一面圆盘静静地躺在焦黑的碎石上。巴掌大小,通体乌沉,材质非金非玉,章杰的灵识扫过去居然探不透它的深浅。盘面上刻着五道凹槽,首尾相接排成一个环形,凹槽内部光滑如镜,和外壁的粗粝乌沉形成鲜明对比。五道凹槽对应五行方位,每一道槽底都刻着密密麻麻的上古符文,章杰只能勉强认出几个——那是比太古时期还要古老的文字,连云荒最博学的天机阁老阁主也未必识得全。

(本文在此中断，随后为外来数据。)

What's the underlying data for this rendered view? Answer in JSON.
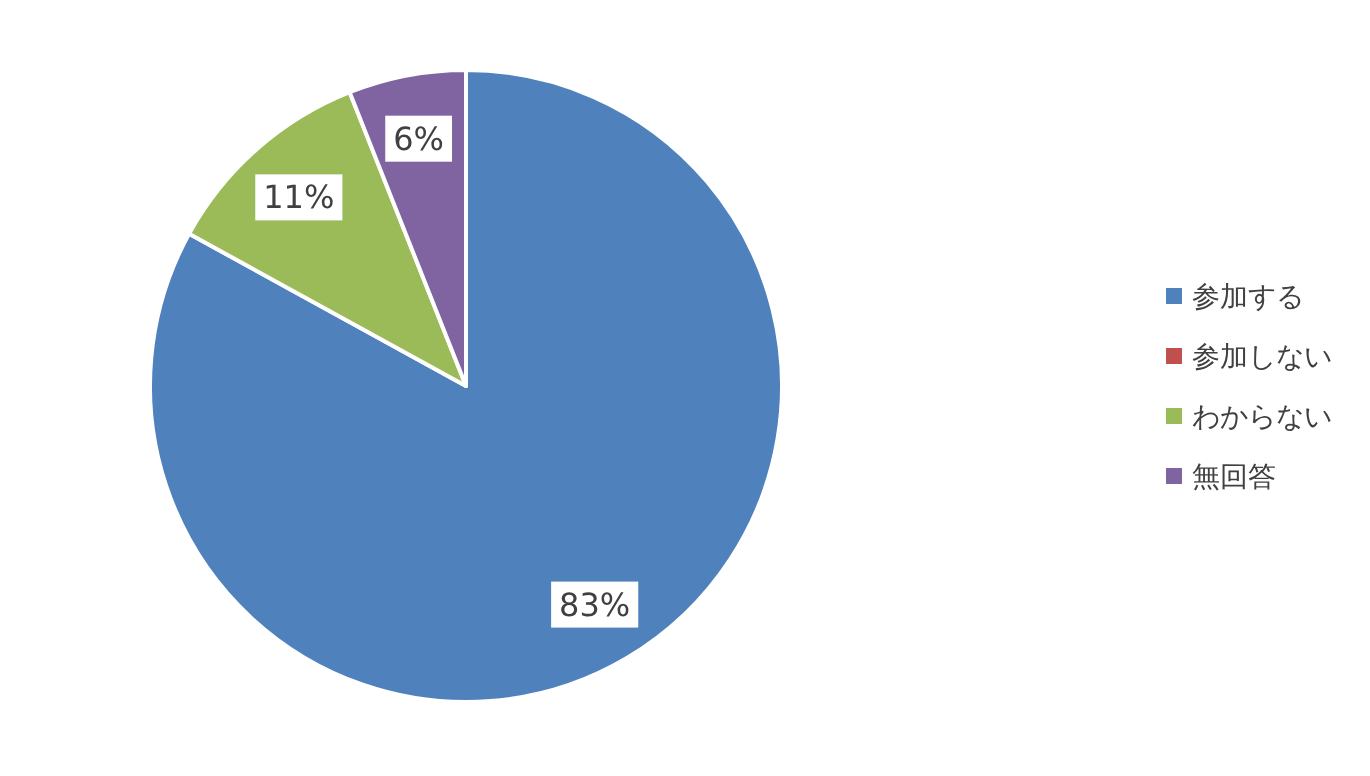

怀中的五行石已经烫到了让章杰难以承受的地步。五枚石头的光芒穿透衣襟,金、青、蓝、红、黄,五种颜色在他的胸口交织成一片璀璨的光晕。章杰伸手入怀,将五枚石头一一取出,托在掌心里。石头离体的瞬间,圆盘上的五道凹槽同时亮了起来,像是沉睡万年的某种存在被唤醒了,整个炼狱渊都跟着震颤了一下。
章杰低头看着手里的五行石,又看了看地上的圆盘。
金行之石,他从青州矿山深处、万年金精矿母的腹中取得,那一年他十四岁,在矿洞里爬了七天七夜,出来时十根手指的指甲全部磨掉了。木行之石,南荒密林里那棵通天古槐的心核,树龄八万四千年,他为了靠近古槐,在密林中和妖兽搏杀了整整一个雨季。水行之石,北海归墟万丈海渊之下,那头老龙的颔下逆鳞所化,老龙说这枚石头在它身上长了三万年,章杰用一场公平的对决换来的。火行之石,地心熔岩河里那头火麒麟的独角精华,章杰差点把命丢在熔岩里,右腿上那道烧焦的伤疤就是那一次留下的。土行之石,西方戈壁深处那座会行走的古城废墟中,深埋在九幽息壤最底层的土灵结晶,章杰在古城里困了四十九天,靠喝自己的血撑到了最后。
五枚石头,五段拿命换来的经历。章杰从来没有把五行石当作单纯的法宝,它们更像是他十七年修行路上每一个脚印的见证者。金石的锋锐教会了他一往无前;木石的生机在他无数次重伤濒死时护住了他的生机;水石的柔韧让他明白了以柔克刚的道理;火石的暴烈融入了他的剑气,让他的剑有了焚尽万物的决心;土石的厚重则是他道心的根基,十七年风雨不动摇。